ALPA Looks to Senate FAA Reauth for Lithium Battery Regulations

By ALPA Staff

Despite mounting evidence pointing to the hazards associated with the bulk shipment of lithium batteries, the United States still has work to do to ensure that they can be safely shipped on both passenger and all-cargo aircraft. Currently, the Senate is taking action on a Federal Aviation Administration (FAA) reauthorization bill, and ALPA has worked tirelessly to ensure that this important legislation contains strong provisions on the safe transport of lithium batteries. 

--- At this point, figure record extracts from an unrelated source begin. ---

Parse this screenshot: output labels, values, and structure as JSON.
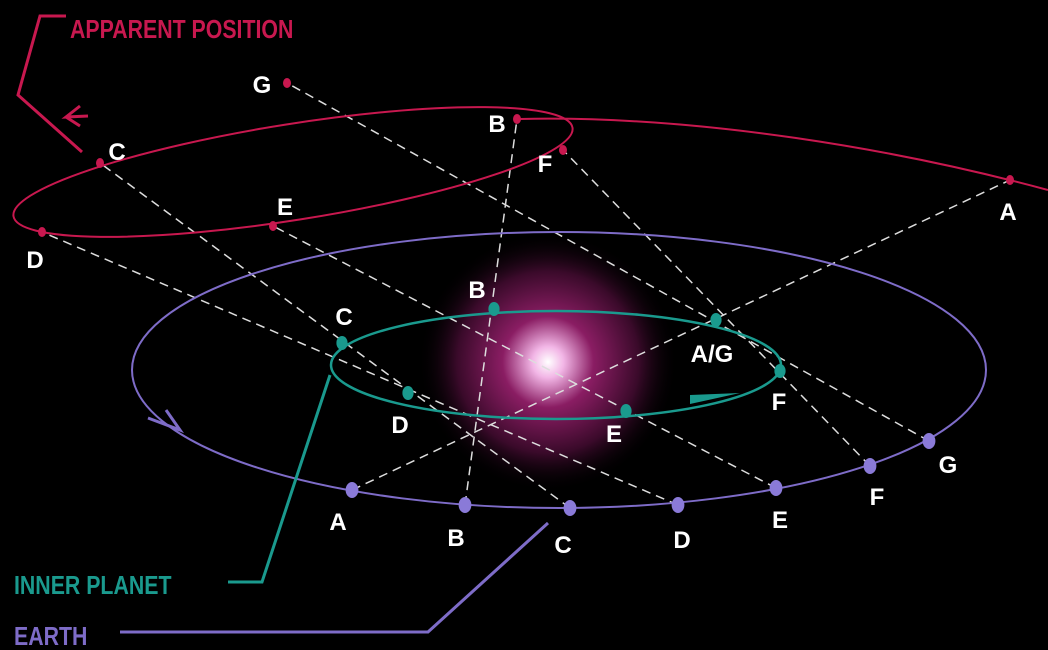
{
  "legend": {
    "apparent": "APPARENT POSITION",
    "inner": "INNER PLANET",
    "earth": "EARTH"
  },
  "apparent_points": [
    "G",
    "B",
    "F",
    "C",
    "E",
    "D",
    "A"
  ],
  "inner_points": [
    "B",
    "C",
    "A/G",
    "D",
    "E",
    "F"
  ],
  "earth_points": [
    "A",
    "B",
    "C",
    "D",
    "E",
    "F",
    "G"
  ]
}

The international community recently agreed to new standards to improve lithium battery safety, and the International Civil Aviation Organization’s updated standards went into effect last week on April 1, 2016. These include a temporary ban on the shipment of lithium-ion batteries on passenger airliners until adequate safety regulations are in place, a ban on shipping lithium batteries with more than a 30 percent charge, and a prohibition on shipments of batteries packaged together undeclared as hazardous goods, a loophole known as “Section II overpack,” which has long been misused to get around required regulations to transport dangerous goods. ALPA has been advocating that the United States pursue full harmonization with all of those standards. 

As work on the FAA reauthorization continues in the Senate this week, it is important to remember that our country has a tremendous opportunity to safeguard air transportation from the known danger posed by lithium battery shipments and to set the standard for the world. It is crucial that we advance legislation that prescribes the highest level of protection to passengers, crewmembers, and the aircraft without exception or exemptions that compromise safety.